Friday, May 21, 2010

FCVW Wakeup Call from Tony O'Driscoll and Edward Castronova

While there was much at the Federal Consortium of Virtual Worlds conference (May 12-13, Washington DC) that would catch the educators' eye, and much that wouldn't, two things of note: Edward Castronova's* keynote lecture advocated Studying Beehives, not Bees - which was an excellent way to move us into a structural discussion of virtual worlds instead of analyzing the latest lawsuit or scandal. (*small fangirl swoon)

Castronova's work with Arden and Greenland were both on display - here's a bit of description from Arden (http://mypage.iu.edu/~castro/arden.html).

And Tony O'Driscoll's point, beautifully illustrated with a visit to the Lost Colony in Roanoke NC, that the chair-desk-room structure of educational environments is easily and quickly identified by even young children, no matter if you're in the 16th century or the 21st (http://www.slideshare.net/tonyodriscoll/fcvw-keynote-2010). It is time for us to look at this, and to look at the tools we have on hand, and see how we can offer students new ways to learn, and new places to learn in.

The metrics O'Driscoll in particular showed in his presentation is that learning happens in virtual spaces - and further study from Castronova's model will help bear that out and show us new ways to grow as educators. So even though this wasn't an education conference per se, I say, let the learning happen where you find it - and learn from this - the tools are there... and they are becoming more interesting every day.

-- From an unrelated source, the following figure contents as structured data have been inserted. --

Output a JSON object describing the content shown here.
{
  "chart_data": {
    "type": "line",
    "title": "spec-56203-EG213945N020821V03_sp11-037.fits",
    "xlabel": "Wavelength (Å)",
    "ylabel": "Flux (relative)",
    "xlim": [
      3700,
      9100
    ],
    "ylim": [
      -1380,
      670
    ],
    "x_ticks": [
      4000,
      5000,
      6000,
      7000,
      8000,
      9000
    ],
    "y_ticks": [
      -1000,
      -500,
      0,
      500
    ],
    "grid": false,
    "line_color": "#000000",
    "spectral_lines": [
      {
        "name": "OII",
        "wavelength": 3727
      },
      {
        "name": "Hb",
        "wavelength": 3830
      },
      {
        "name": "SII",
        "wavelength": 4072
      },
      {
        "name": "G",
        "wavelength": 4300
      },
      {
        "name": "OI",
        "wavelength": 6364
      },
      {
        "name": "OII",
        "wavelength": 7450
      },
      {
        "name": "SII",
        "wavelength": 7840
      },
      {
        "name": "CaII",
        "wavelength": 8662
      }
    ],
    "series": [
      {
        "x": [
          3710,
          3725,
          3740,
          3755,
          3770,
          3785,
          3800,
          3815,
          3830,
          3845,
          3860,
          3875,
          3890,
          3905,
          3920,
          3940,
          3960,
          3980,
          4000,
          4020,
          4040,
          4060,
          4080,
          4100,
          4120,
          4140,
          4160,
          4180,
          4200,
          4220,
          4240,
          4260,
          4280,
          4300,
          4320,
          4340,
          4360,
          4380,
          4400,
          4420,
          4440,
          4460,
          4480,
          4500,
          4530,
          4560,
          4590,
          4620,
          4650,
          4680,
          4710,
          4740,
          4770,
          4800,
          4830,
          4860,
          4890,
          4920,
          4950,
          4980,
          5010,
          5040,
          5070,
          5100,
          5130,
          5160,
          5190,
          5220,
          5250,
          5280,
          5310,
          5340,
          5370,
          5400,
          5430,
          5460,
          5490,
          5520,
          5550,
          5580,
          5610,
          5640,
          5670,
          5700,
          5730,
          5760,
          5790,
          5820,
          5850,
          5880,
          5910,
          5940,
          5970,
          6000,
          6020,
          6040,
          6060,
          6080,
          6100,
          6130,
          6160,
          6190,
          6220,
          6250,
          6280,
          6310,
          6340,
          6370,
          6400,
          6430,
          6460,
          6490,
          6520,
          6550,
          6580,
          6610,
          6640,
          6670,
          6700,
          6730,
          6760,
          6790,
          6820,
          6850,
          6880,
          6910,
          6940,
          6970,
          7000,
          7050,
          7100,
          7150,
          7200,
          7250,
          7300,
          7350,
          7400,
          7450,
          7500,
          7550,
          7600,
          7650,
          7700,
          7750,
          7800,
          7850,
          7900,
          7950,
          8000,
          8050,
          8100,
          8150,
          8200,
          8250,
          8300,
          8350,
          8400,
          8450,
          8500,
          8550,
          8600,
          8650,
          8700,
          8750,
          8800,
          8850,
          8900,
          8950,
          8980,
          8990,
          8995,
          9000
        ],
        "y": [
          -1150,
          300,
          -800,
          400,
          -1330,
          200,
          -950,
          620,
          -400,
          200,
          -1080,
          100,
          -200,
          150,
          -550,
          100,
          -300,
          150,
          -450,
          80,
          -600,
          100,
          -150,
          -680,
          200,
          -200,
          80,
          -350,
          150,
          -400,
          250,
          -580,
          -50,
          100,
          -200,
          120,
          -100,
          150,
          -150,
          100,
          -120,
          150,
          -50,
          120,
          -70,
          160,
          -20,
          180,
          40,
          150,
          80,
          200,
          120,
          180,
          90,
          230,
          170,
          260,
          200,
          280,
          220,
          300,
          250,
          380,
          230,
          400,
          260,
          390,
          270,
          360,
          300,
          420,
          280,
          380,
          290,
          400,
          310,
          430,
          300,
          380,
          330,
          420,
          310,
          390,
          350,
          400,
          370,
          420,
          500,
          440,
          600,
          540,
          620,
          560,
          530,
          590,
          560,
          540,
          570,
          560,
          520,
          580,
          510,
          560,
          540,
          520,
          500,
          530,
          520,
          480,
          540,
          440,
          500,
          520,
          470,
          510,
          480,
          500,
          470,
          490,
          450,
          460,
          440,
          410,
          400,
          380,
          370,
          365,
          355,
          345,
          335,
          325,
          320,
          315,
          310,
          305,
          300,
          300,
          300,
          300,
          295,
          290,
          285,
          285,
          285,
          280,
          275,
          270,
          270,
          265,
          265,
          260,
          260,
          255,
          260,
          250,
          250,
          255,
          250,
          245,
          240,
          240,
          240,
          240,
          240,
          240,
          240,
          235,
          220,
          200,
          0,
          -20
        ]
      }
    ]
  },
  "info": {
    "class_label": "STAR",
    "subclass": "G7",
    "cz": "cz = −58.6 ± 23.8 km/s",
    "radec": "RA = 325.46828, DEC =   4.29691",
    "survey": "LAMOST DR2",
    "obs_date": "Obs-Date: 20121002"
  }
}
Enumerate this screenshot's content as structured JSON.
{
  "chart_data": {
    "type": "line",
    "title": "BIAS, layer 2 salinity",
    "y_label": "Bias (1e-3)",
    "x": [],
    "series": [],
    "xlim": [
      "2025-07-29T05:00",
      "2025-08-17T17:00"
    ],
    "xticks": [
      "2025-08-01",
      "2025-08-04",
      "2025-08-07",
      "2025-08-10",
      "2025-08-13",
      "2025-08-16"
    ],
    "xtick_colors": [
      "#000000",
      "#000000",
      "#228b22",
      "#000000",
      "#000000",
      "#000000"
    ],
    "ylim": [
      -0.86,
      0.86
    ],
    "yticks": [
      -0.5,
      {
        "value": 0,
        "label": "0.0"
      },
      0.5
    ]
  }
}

I for one was glad to hear these two in person. Big hat tip to Chimera Cosmos and Jennette Forager for luring me there and making the stay so pleasant.

Here's the tweetstream from the conference, because O'Driscoll and Castronova? Just the tip of the iceberg. http://twitter.com/#search?q=fcvw

2 comments:

Iggy O said...
This comment has been removed by the author.
Iggy O said...

As a RL beekeeper, I like Castronova's beehive metaphor. We have nine hives this year. With only one hive, a new keeper often cannot see the subtle changes that indicate its health.

Indicators of hive health? Lots of bees, ample larvae--that is, new bees (hee hee), but no signs of swarming behavior.

Trouble signs include an unsustainable swarming (add more room!), declining population (often accompanied by honey-raids from other healthier hives), or vast areas of the hive that go unused so the population cannot keep out the parasites.

I'll let readers draw their own analogies to the health of several virtual worlds, based upon my analogy.

Advice to new beekeepers: keep at least 2 hives, so you have a baseline for health and growth.